Starting Paper Lifeboat has taken me a long time. Five years, to be exact. One of the things that’s held me back is wondering whether the world really needs yet another autism and mental health blogger. Aren’t there enough of us out there already? Won’t my words just sink like a stone in the churning waters of voices?

This is great fuel for an inner critic. Mine’s been admonishing me that there are other things I Really Should Be Focusing On. Such as the impending void of Brexit, climate change’s implications for our children, and the refugee crisis. Brains are helpful like that; they love to remind you how impotent you are in the face of major, systemic problems. And of course, that impotence is hard to argue against. It taints everything with pointlessness. Before you know it you’ve been under the duvet for three hours. And so the challenge becomes to Do Something Anyway.

So it was that, on Sunday, I took myself off for a walk by the sea. I’d taken this blog down a day after starting it, terrified that telling my story was going to bring Brexit-sized calamity down on myself and everyone I loved (thanks, brain.) Grey seas battered the prom as the soggy January wind blew all over my catastrophising. The weather’s solidarity with my mood made me feel a little better, but soon I was quite cold (having failed to plan my outfit properly for the weather, basing it instead on Just Bloody Well Getting Out For A Walk Before I Sabotage Even That.)

“It is surprising how many unoriginal thoughts we have”

Martine Bachelor

And so I dived into a place I have probably walked past twice a week for many years without stopping – the RNLI gift shop. Inside this teeny space crammed with cheery goodies sat two women whose ages I would not dare to guess at. Dressed in jaunty scarves and woollens, they chatted brightly, Britishly, about the weather and the vagaries of their new kettle (the hot topic of the morning). I was comforted by the tradition of it all, and soon we were chatting away about their new stock.

Making suitably interested noises about their gift cards, tote bags, and travel sweets, I suddenly realised that their branding colours were the same ones as I’d chosen for this site. I found myself staring at the children’s gifts in their navy and orange livery, and when my eyes settled on a lifeboat itself, I started to laugh. I was in a freaking navy and orange lifeboat shop. A shop that, as a U.K. seaside dweller, had been in my peripheral vision for decades. I hadn’t set out to copy them, and yet I totally, if unconsciously, had.
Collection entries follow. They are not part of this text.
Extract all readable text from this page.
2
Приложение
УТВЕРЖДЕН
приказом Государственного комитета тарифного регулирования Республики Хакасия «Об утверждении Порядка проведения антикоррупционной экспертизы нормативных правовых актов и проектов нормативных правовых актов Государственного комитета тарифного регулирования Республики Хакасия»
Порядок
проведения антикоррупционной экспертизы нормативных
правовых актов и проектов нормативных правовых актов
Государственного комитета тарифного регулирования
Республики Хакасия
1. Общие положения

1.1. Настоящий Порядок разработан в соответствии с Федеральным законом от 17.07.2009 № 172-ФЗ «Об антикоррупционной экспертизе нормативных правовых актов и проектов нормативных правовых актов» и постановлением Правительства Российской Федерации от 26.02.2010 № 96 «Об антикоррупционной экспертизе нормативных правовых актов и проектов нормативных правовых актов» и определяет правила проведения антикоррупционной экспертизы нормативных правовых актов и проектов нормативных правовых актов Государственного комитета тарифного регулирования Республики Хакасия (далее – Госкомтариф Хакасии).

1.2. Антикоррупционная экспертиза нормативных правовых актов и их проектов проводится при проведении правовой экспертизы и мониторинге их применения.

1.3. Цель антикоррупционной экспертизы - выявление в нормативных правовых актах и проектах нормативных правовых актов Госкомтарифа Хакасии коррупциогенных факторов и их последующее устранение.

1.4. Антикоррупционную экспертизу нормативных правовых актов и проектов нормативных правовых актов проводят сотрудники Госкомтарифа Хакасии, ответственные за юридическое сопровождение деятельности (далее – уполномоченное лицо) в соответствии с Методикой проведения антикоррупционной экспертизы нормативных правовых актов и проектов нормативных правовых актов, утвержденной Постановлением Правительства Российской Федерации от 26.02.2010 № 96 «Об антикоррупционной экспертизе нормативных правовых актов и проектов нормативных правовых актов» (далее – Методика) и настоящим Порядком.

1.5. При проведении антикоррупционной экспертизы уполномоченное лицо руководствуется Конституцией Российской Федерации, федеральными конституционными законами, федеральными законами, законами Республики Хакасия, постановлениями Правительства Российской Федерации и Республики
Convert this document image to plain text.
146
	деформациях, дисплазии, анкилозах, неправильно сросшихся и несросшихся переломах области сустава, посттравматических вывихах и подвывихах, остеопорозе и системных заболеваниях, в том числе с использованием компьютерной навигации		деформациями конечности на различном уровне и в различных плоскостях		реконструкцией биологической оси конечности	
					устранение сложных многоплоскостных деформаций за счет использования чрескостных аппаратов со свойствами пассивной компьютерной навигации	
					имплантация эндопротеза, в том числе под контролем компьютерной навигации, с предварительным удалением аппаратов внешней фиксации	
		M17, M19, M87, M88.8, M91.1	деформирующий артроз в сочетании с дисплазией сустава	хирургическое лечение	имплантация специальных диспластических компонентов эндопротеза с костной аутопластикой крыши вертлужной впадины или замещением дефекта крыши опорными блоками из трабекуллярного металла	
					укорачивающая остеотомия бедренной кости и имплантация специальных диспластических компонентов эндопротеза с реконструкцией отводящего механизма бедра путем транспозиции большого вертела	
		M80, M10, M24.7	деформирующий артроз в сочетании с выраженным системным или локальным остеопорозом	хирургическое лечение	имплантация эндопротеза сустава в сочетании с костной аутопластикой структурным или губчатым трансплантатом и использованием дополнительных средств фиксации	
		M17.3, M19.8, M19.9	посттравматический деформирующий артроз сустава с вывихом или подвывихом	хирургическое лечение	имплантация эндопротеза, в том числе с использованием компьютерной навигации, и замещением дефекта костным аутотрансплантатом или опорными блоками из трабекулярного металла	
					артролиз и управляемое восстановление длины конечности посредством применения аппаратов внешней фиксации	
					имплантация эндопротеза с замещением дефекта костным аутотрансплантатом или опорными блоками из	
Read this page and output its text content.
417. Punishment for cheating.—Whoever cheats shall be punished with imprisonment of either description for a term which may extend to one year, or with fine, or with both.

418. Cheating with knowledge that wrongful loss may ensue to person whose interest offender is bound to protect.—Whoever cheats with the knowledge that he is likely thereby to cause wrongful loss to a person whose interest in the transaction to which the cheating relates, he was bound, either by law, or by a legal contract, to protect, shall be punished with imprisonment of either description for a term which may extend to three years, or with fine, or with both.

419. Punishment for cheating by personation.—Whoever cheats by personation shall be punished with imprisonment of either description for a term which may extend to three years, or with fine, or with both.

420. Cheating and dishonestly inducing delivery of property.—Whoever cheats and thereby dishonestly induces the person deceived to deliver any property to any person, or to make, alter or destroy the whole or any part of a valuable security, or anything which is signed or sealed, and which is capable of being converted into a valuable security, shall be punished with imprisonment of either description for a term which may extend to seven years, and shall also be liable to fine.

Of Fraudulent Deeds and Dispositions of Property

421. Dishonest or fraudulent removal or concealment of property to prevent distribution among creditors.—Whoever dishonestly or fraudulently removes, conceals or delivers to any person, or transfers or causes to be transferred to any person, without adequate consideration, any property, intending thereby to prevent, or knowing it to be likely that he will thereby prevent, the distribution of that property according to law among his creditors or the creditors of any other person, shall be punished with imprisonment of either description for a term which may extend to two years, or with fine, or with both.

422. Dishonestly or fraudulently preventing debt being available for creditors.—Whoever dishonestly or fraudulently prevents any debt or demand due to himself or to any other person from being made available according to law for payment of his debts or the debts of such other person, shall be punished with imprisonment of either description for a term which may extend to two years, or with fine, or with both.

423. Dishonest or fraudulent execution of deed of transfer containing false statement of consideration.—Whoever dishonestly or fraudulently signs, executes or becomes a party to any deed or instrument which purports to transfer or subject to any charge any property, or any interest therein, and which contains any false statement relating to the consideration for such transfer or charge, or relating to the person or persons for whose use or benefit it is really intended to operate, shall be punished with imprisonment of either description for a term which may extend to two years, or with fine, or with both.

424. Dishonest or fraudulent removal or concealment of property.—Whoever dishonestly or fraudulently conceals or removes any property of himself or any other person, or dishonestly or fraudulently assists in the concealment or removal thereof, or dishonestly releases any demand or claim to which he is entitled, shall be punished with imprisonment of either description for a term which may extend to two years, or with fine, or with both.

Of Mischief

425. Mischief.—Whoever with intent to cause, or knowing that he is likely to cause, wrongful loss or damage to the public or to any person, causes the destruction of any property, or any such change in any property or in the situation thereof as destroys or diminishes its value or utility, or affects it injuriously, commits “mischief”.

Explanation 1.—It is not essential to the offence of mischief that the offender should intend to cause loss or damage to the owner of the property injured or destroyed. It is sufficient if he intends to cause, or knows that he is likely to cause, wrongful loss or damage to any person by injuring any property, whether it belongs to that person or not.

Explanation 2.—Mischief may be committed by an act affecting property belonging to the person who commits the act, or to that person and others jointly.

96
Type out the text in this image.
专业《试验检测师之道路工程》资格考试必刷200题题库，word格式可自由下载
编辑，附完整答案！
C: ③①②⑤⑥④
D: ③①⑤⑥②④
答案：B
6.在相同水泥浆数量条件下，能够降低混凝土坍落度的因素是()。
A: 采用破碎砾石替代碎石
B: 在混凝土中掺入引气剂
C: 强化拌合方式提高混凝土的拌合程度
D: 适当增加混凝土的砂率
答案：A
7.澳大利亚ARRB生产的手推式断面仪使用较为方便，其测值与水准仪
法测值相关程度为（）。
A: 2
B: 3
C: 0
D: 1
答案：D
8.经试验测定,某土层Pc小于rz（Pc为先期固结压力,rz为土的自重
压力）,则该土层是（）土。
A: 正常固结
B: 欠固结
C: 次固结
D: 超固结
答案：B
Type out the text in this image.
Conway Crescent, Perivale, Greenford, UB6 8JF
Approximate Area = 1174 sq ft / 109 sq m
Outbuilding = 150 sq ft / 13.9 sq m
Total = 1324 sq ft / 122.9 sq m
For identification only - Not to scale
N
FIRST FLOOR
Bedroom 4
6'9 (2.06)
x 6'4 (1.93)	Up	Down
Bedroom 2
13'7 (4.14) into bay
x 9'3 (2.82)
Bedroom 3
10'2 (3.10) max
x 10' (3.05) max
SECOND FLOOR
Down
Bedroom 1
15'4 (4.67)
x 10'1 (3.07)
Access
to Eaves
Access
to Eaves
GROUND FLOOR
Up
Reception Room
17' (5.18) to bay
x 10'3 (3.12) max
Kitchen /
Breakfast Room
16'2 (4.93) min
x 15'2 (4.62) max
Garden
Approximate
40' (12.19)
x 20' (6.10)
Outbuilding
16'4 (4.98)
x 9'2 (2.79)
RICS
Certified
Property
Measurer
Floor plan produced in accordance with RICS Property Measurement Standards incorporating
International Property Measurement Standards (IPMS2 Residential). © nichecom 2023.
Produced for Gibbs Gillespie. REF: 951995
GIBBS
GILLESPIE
There are very few original ideas in the world. We all soak up influence like sponges, and in turn, influence more than we can understand. Maybe it’s time to accept this and take my little bit of influence out into the world after all. It might not be new, it might not be original. But the vanity of not offering anything at all is a poor excuse not to try.

The following day, I re-published Paper Lifeboat. It has already reached 9 countries and over 600 people have read so far. Turns out there’s a need for more lifeboats. An endless chain of demand and supply, in fact. I’d been demanding something like Paper Lifeboat for so long. Time to get over myself, and supply it.

I’m going to change my colours eventually – it’s the right thing to do (not that the RNLI need protecting from my mighty empire!) As a peace offering in the meantime, I bought some of their lovely gifts.